MoralityGym: A Benchmark for Evaluating Hierarchical Moral Alignment in Sequential Decision-Making Agents
Simon Rosen, Siddarth Singh, Ebenezer Gelo, Helen Sarah Robertson, Ibrahim Suder, Victoria Williams, Benjamin Rosman, Geraud Nangue Tasse, Steven James
TL;DR
MoralityGym introduces Morality Chains to formalize hierarchically prioritized moral norms and a Morality Metric to quantify alignment of sequential decision-making agents with these norms. The benchmark comprises 98 trolley-style environments and provides a decoupled moral evaluation pipeline, including step-wise costs and deontic judgments, enabling principled assessment beyond task performance. Empirical results show Safe RL baselines struggle under hierarchical moral constraints, with reward shaping and constrained optimization offering partial improvements; the framework facilitates principled development of transparent, ethically aligned agents. The work bridges moral psychology, normative ethics, and RL, offering a practical testbed for agents that reason about normative priorities in real-time decision-making.
Abstract
Evaluating moral alignment in agents navigating conflicting, hierarchically structured human norms is a critical challenge at the intersection of AI safety, moral philosophy, and cognitive science. We introduce Morality Chains, a novel formalism for representing moral norms as ordered deontic constraints, and MoralityGym, a benchmark of 98 ethical-dilemma problems presented as trolley-dilemma-style Gymnasium environments.

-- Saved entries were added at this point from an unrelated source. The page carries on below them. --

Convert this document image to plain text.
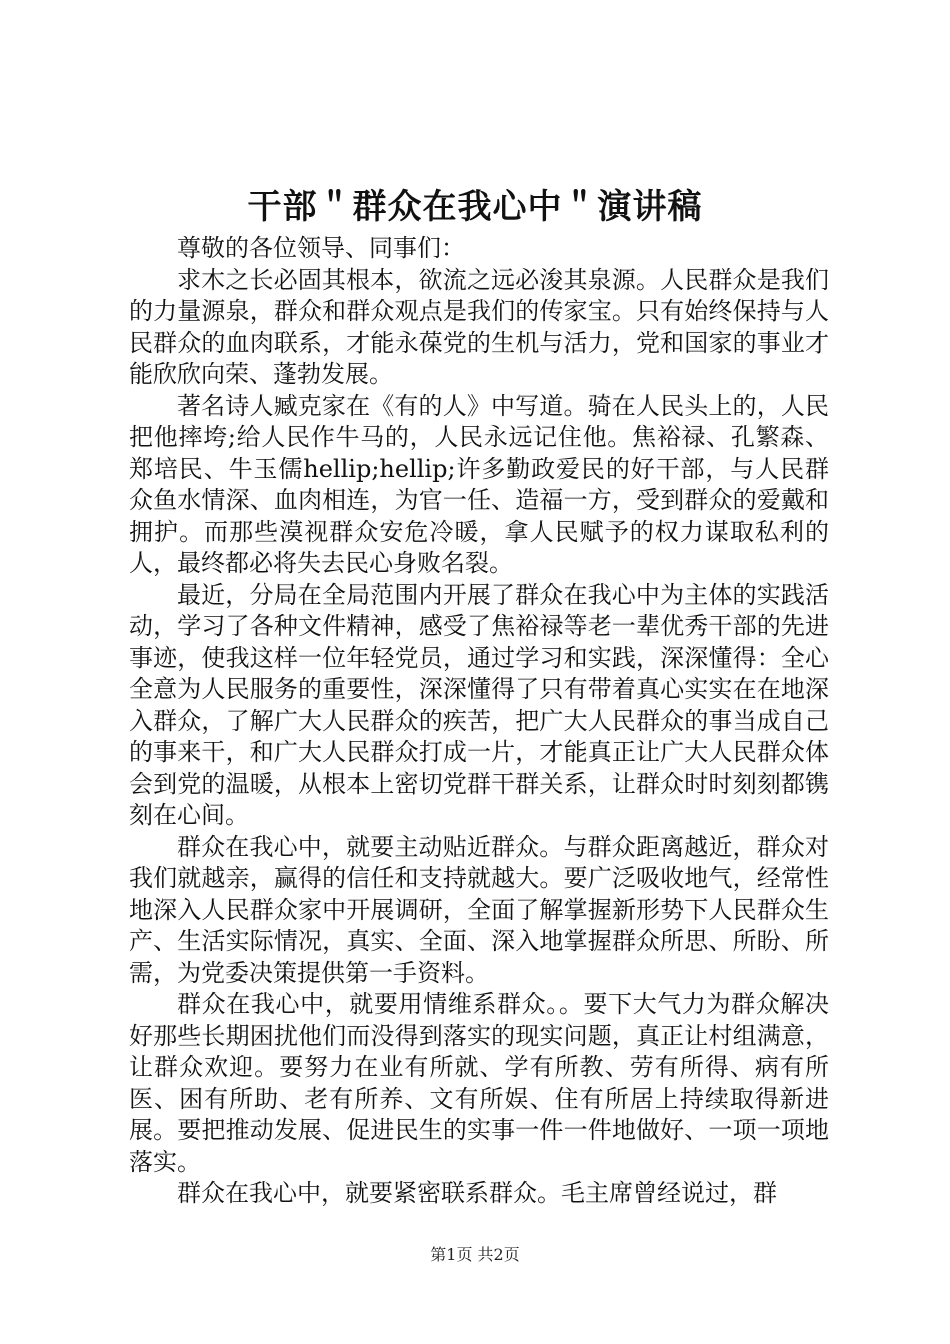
干部＂群众在我心中＂演讲稿

尊敬的各位领导、同事们：

求木之长必固其根本，欲流之远必浚其泉源。人民群众是我们的力量源泉，群众和群众观点是我们的传家宝。只有始终保持与人民群众的血肉联系，才能永葆党的生机与活力，党和国家的事业才能欣欣向荣、蓬勃发展。

著名诗人臧克家在《有的人》中写道。骑在人民头上的，人民把他摔垮;给人民作牛马的，人民永远记住他。焦裕禄、孔繁森、郑培民、牛玉儒hellip;hellip;许多勤政爱民的好干部，与人民群众鱼水情深、血肉相连，为官一任、造福一方，受到群众的爱戴和拥护。而那些漠视群众安危冷暖，拿人民赋予的权力谋取私利的人，最终都必将失去民心身败名裂。

最近，分局在全局范围内开展了群众在我心中为主体的实践活动，学习了各种文件精神，感受了焦裕禄等老一辈优秀干部的先进事迹，使我这样一位年轻党员，通过学习和实践，深深懂得：全心全意为人民服务的重要性，深深懂得了只有带着真心实实在在地深入群众，了解广大人民群众的疾苦，把广大人民群众的事当成自己的事来干，和广大人民群众打成一片，才能真正让广大人民群众体会到党的温暖，从根本上密切党群干群关系，让群众时时刻刻都镌刻在心间。

群众在我心中，就要主动贴近群众。与群众距离越近，群众对我们就越亲，赢得的信任和支持就越大。要广泛吸收地气，经常性地深入人民群众家中开展调研，全面了解掌握新形势下人民群众生产、生活实际情况，真实、全面、深入地掌握群众所思、所盼、所需，为党委决策提供第一手资料。

群众在我心中，就要用情维系群众。。要下大气力为群众解决好那些长期困扰他们而没得到落实的现实问题，真正让村组满意，让群众欢迎。要努力在业有所就、学有所教、劳有所得、病有所医、困有所助、老有所养、文有所娱、住有所居上持续取得新进展。要把推动发展、促进民生的实事一件一件地做好、一项一项地落实。

群众在我心中，就要紧密联系群众。毛主席曾经说过，群

第1页 共2页
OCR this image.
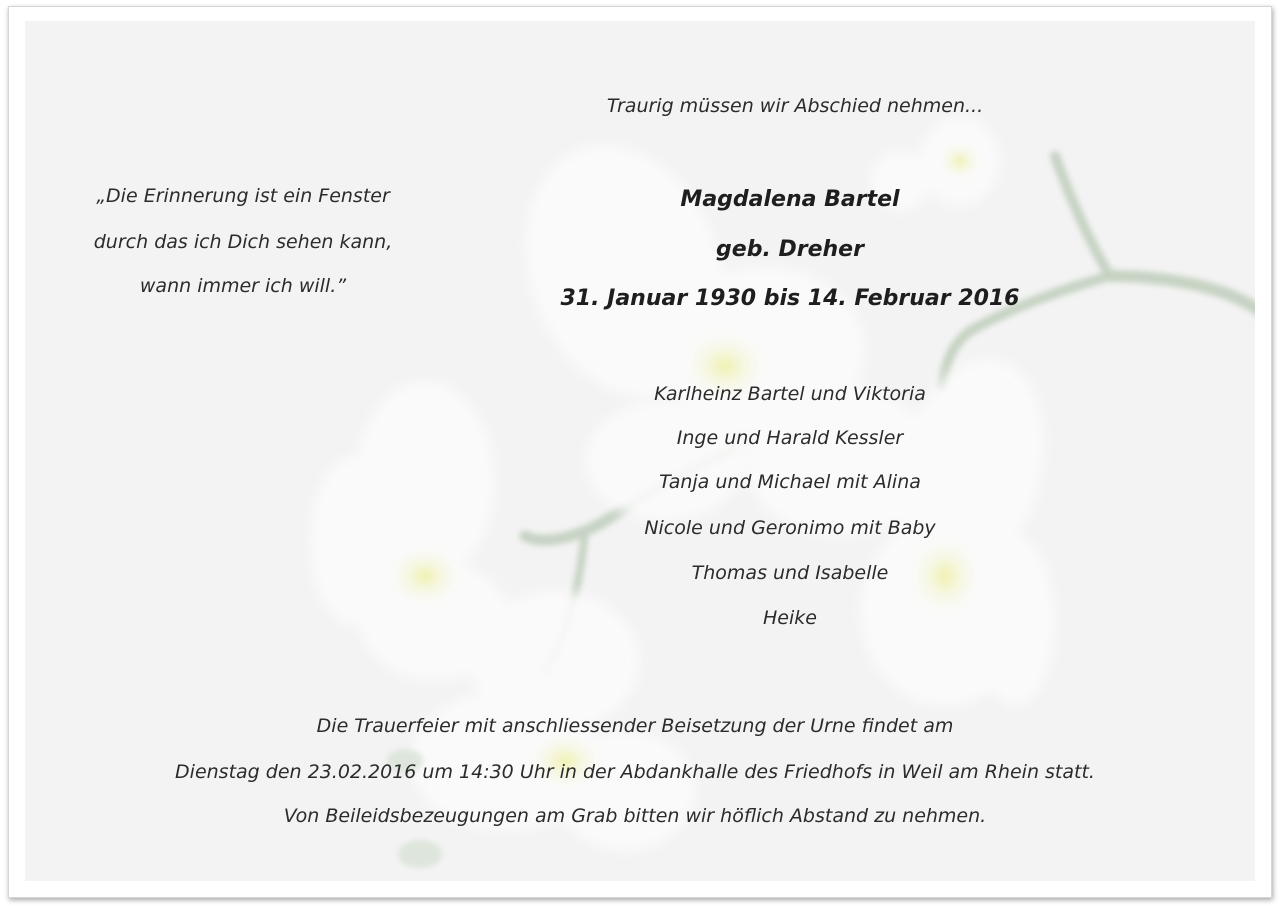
„Die Erinnerung ist ein Fenster
durch das ich Dich sehen kann,
wann immer ich will.”
Traurig müssen wir Abschied nehmen...
Magdalena Bartel
geb. Dreher
31. Januar 1930 bis 14. Februar 2016
Karlheinz Bartel und Viktoria
Inge und Harald Kessler
Tanja und Michael mit Alina
Nicole und Geronimo mit Baby
Thomas und Isabelle
Heike
Die Trauerfeier mit anschliessender Beisetzung der Urne findet am
Dienstag den 23.02.2016 um 14:30 Uhr in der Abdankhalle des Friedhofs in Weil am Rhein statt.
Von Beileidsbezeugungen am Grab bitten wir höflich Abstand zu nehmen.
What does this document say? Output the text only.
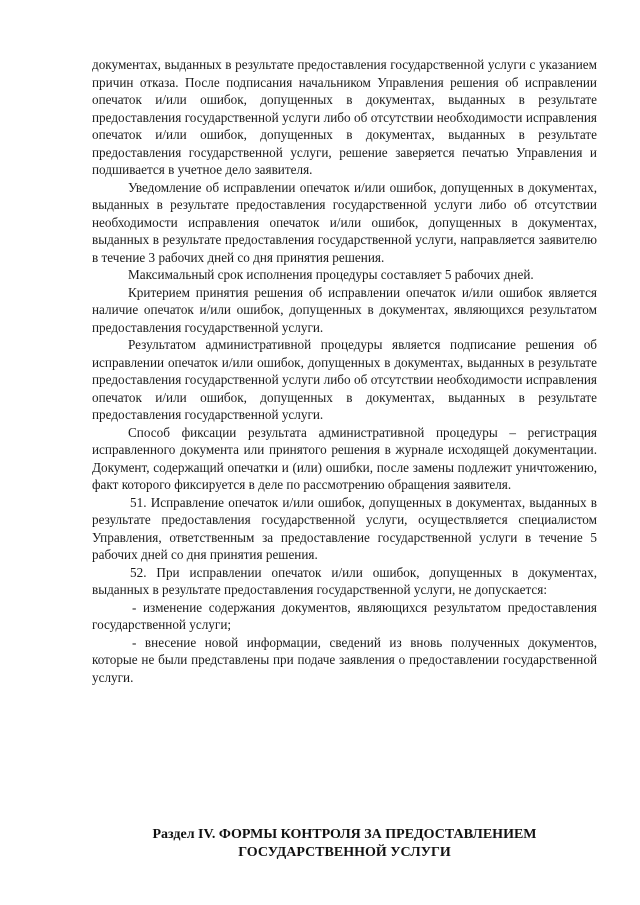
документах, выданных в результате предоставления государственной услуги с указанием причин отказа. После подписания начальником Управления решения об исправлении опечаток и/или ошибок, допущенных в документах, выданных в результате предоставления государственной услуги либо об отсутствии необходимости исправления опечаток и/или ошибок, допущенных в документах, выданных в результате предоставления государственной услуги, решение заверяется печатью Управления и подшивается в учетное дело заявителя.

Уведомление об исправлении опечаток и/или ошибок, допущенных в документах, выданных в результате предоставления государственной услуги либо об отсутствии необходимости исправления опечаток и/или ошибок, допущенных в документах, выданных в результате предоставления государственной услуги, направляется заявителю в течение 3 рабочих дней со дня принятия решения.

Максимальный срок исполнения процедуры составляет 5 рабочих дней.

Критерием принятия решения об исправлении опечаток и/или ошибок является наличие опечаток и/или ошибок, допущенных в документах, являющихся результатом предоставления государственной услуги.

Результатом административной процедуры является подписание решения об исправлении опечаток и/или ошибок, допущенных в документах, выданных в результате предоставления государственной услуги либо об отсутствии необходимости исправления опечаток и/или ошибок, допущенных в документах, выданных в результате предоставления государственной услуги.

Способ фиксации результата административной процедуры – регистрация исправленного документа или принятого решения в журнале исходящей документации. Документ, содержащий опечатки и (или) ошибки, после замены подлежит уничтожению, факт которого фиксируется в деле по рассмотрению обращения заявителя.

51. Исправление опечаток и/или ошибок, допущенных в документах, выданных в результате предоставления государственной услуги, осуществляется специалистом Управления, ответственным за предоставление государственной услуги в течение 5 рабочих дней со дня принятия решения.

52. При исправлении опечаток и/или ошибок, допущенных в документах, выданных в результате предоставления государственной услуги, не допускается:

- изменение содержания документов, являющихся результатом предоставления государственной услуги;

- внесение новой информации, сведений из вновь полученных документов, которые не были представлены при подаче заявления о предоставлении государственной услуги.

Раздел IV. ФОРМЫ КОНТРОЛЯ ЗА ПРЕДОСТАВЛЕНИЕМ ГОСУДАРСТВЕННОЙ УСЛУГИ
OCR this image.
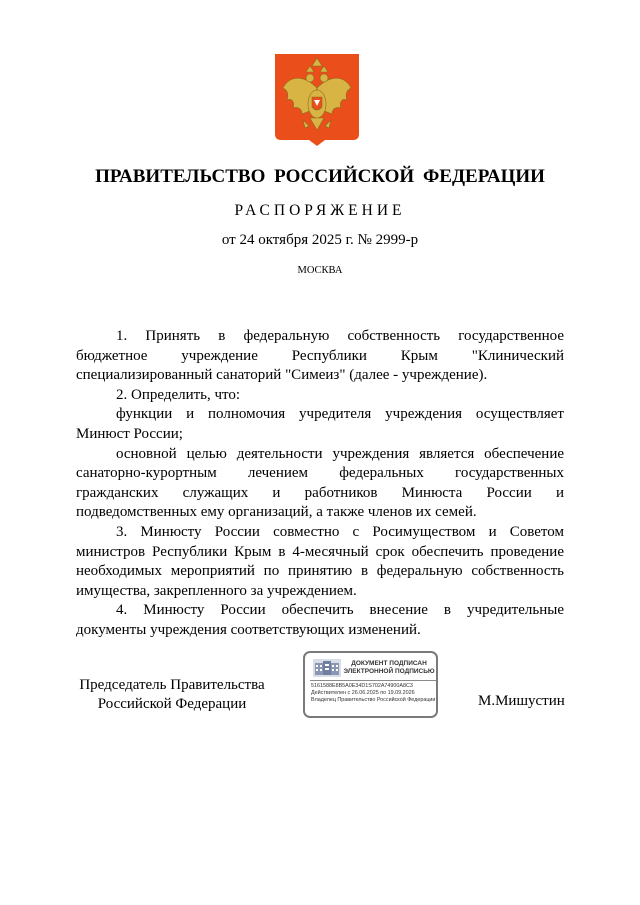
ПРАВИТЕЛЬСТВО РОССИЙСКОЙ ФЕДЕРАЦИИ
РАСПОРЯЖЕНИЕ
от 24 октября 2025 г. № 2999-р
МОСКВА

1. Принять в федеральную собственность государственное бюджетное учреждение Республики Крым "Клинический специализированный санаторий "Симеиз" (далее - учреждение).

2. Определить, что:

функции и полномочия учредителя учреждения осуществляет Минюст России;

основной целью деятельности учреждения является обеспечение санаторно-курортным лечением федеральных государственных гражданских служащих и работников Минюста России и подведомственных ему организаций, а также членов их семей.

3. Минюсту России совместно с Росимуществом и Советом министров Республики Крым в 4-месячный срок обеспечить проведение необходимых мероприятий по принятию в федеральную собственность имущества, закрепленного за учреждением.

4. Минюсту России обеспечить внесение в учредительные документы учреждения соответствующих изменений.

Председатель Правительства
Российской Федерации
ДОКУМЕНТ ПОДПИСАН
ЭЛЕКТРОННОЙ ПОДПИСЬЮ
5161588E8B5A0E34D1S702A74900A8C3
Действителен с 26.06.2025 по 19.09.2026
Владелец Правительство Российской Федерации	М.Мишустин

By decoupling task-solving from moral evaluation and introducing a novel Morality Metric, MoralityGym allows the integration of insights from psychology and philosophy into the evaluation of norm-sensitive reasoning. Baseline results with Safe RL methods reveal key limitations, underscoring the need for more principled approaches to ethical decision-making. This work provides a foundation for developing AI systems that behave more reliably, transparently, and ethically in complex real-world contexts.